China is starting to act positively on international climate targets though challenges remain. A new report by The Climate Group commissioned by the HSBC Climate Change Centre of Excellence, says the Chinese government’s decision to put a ‘clean industrial revolution’ at the heart of the nation’s 12th Five Year Plan will deliver real carbon savings that could begin to curb national emissions, unlock new investment opportunities and ensure China is seen to be “pulling its weight” on international climate targets.
The report is titled ‘Delivering Low Carbon Growth – A Guide to the 12th Five Year Plan’.
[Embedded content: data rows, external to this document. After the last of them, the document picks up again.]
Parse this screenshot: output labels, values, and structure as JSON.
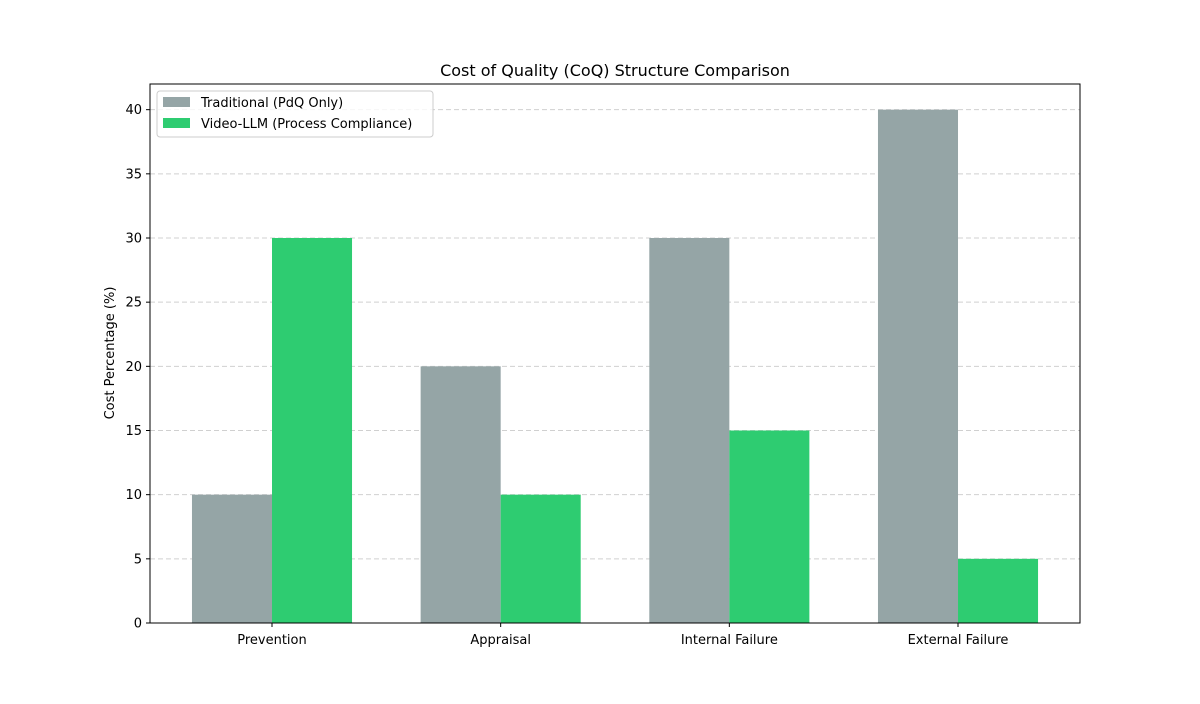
{
  "chart_data": {
    "type": "bar",
    "title": "Cost of Quality (CoQ) Structure Comparison",
    "xlabel": "",
    "ylabel": "Cost Percentage (%)",
    "categories": [
      "Prevention",
      "Appraisal",
      "Internal Failure",
      "External Failure"
    ],
    "series": [
      {
        "name": "Traditional (PdQ Only)",
        "values": [
          10,
          20,
          30,
          40
        ],
        "color": "#95a5a6"
      },
      {
        "name": "Video-LLM (Process Compliance)",
        "values": [
          30,
          10,
          15,
          5
        ],
        "color": "#2ecc71"
      }
    ],
    "ylim": [
      0,
      42
    ],
    "yticks": [
      0,
      5,
      10,
      15,
      20,
      25,
      30,
      35,
      40
    ],
    "grid": "y-dashed",
    "legend_position": "top-left"
  }
}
China is now the world’s second biggest economy and biggest greenhouse gas emitter, and the report findings show how the country’s new national development strategy will combine ambitious growth targets – including a 7% GDP annual growth goal – with a need to rapidly de-carbonize its coal-based economy.
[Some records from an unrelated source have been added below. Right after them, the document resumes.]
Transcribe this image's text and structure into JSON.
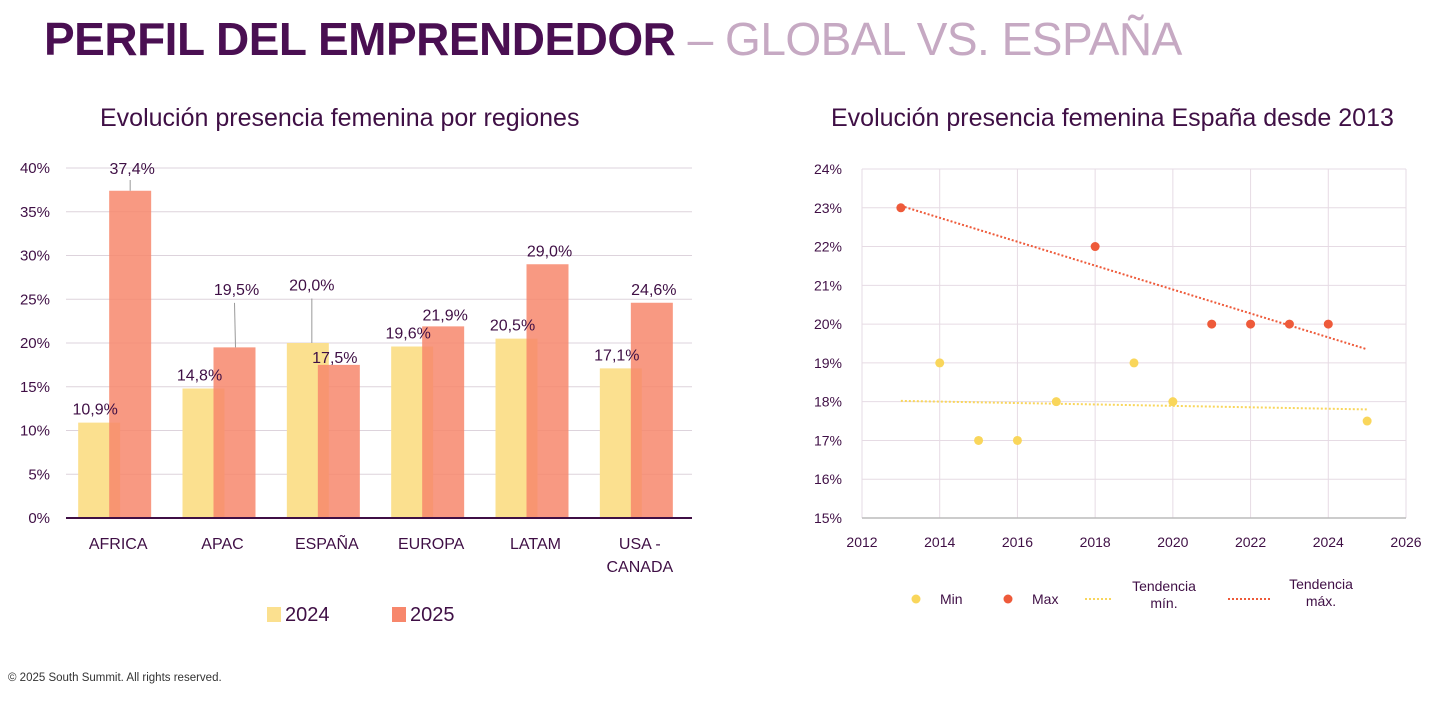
{
  "page": {
    "title_bold": "PERFIL DEL EMPRENDEDOR",
    "title_rest": " – GLOBAL VS. ESPAÑA",
    "footer": "© 2025 South Summit.  All rights reserved."
  },
  "colors": {
    "title": "#4a0f52",
    "subtitle": "#c6a9c3",
    "y2024": "#fbe08f",
    "y2025": "#f7876c",
    "min": "#f9d65b",
    "max": "#ee5a3a"
  },
  "chart_data": [
    {
      "type": "bar",
      "title": "Evolución presencia femenina por regiones",
      "categories": [
        "AFRICA",
        "APAC",
        "ESPAÑA",
        "EUROPA",
        "LATAM",
        "USA - CANADA"
      ],
      "category_lines": [
        [
          "AFRICA"
        ],
        [
          "APAC"
        ],
        [
          "ESPAÑA"
        ],
        [
          "EUROPA"
        ],
        [
          "LATAM"
        ],
        [
          "USA -",
          "CANADA"
        ]
      ],
      "series": [
        {
          "name": "2024",
          "values": [
            10.9,
            14.8,
            20.0,
            19.6,
            20.5,
            17.1
          ],
          "labels": [
            "10,9%",
            "14,8%",
            "20,0%",
            "19,6%",
            "20,5%",
            "17,1%"
          ]
        },
        {
          "name": "2025",
          "values": [
            37.4,
            19.5,
            17.5,
            21.9,
            29.0,
            24.6
          ],
          "labels": [
            "37,4%",
            "19,5%",
            "17,5%",
            "21,9%",
            "29,0%",
            "24,6%"
          ]
        }
      ],
      "ylim": [
        0,
        40
      ],
      "yticks": [
        "0%",
        "5%",
        "10%",
        "15%",
        "20%",
        "25%",
        "30%",
        "35%",
        "40%"
      ],
      "grid": true,
      "legend": "bottom"
    },
    {
      "type": "scatter",
      "title": "Evolución presencia femenina España desde 2013",
      "series": [
        {
          "name": "Min",
          "x": [
            2014,
            2015,
            2016,
            2017,
            2019,
            2020,
            2025
          ],
          "y": [
            19,
            17,
            17,
            18,
            19,
            18,
            17.5
          ]
        },
        {
          "name": "Max",
          "x": [
            2013,
            2018,
            2021,
            2022,
            2023,
            2024
          ],
          "y": [
            23,
            22,
            20,
            20,
            20,
            20
          ]
        }
      ],
      "trendlines": [
        {
          "name": "Tendencia mín.",
          "lines": [
            "Tendencia",
            "mín."
          ],
          "x": [
            2013,
            2025
          ],
          "y": [
            18.02,
            17.8
          ]
        },
        {
          "name": "Tendencia máx.",
          "lines": [
            "Tendencia",
            "máx."
          ],
          "x": [
            2013,
            2025
          ],
          "y": [
            23.05,
            19.35
          ]
        }
      ],
      "xlim": [
        2012,
        2026
      ],
      "ylim": [
        15,
        24
      ],
      "xticks": [
        "2012",
        "2014",
        "2016",
        "2018",
        "2020",
        "2022",
        "2024",
        "2026"
      ],
      "yticks": [
        "15%",
        "16%",
        "17%",
        "18%",
        "19%",
        "20%",
        "21%",
        "22%",
        "23%",
        "24%"
      ],
      "grid": true,
      "legend": "bottom"
    }
  ]
}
For the first time in a FYP, China has set a national carbon intensity reduction target of 17% and intends to cut energy intensity by 16% by 2015. The FYP will also boost investment for seven strategic new industry sectors vital to national competitiveness and sustainability paving the way for a more efficient economy and creating higher value industries in alternative energy, low carbon transport and energy efficient products.
Critically, the report concludes that, although real challenges remain, the pace of deployment of low carbon energy compares favourably with International Energy Agency’s World Energy Outlook 2010 scenario for stabilising atmospheric concentrations of CO2 at 450ppm by 2100, suggesting that China is “pulling its weight” relative to international expectations in this regard.
Mark Kenber, chief executive of The Climate Group, comments: “It is hugely symbolic that China is putting green growth at the core of its national development plan and should be a wake-up call to Europe and North America policy-makers that a clean tech race is well under way. This bold policy plan unequivocally aims to set China on a clear low carbon trajectory and will ensure the country remains a major global hub for clean energy technologies for years to come. However, unabated coal consumption remains a significant reality check on China’s low carbon vision and, as with other countries, a comprehensive long-term approach backed by tough action on the ground will be needed to ensure that China’s green growth strategy delivers on its undoubted promise.”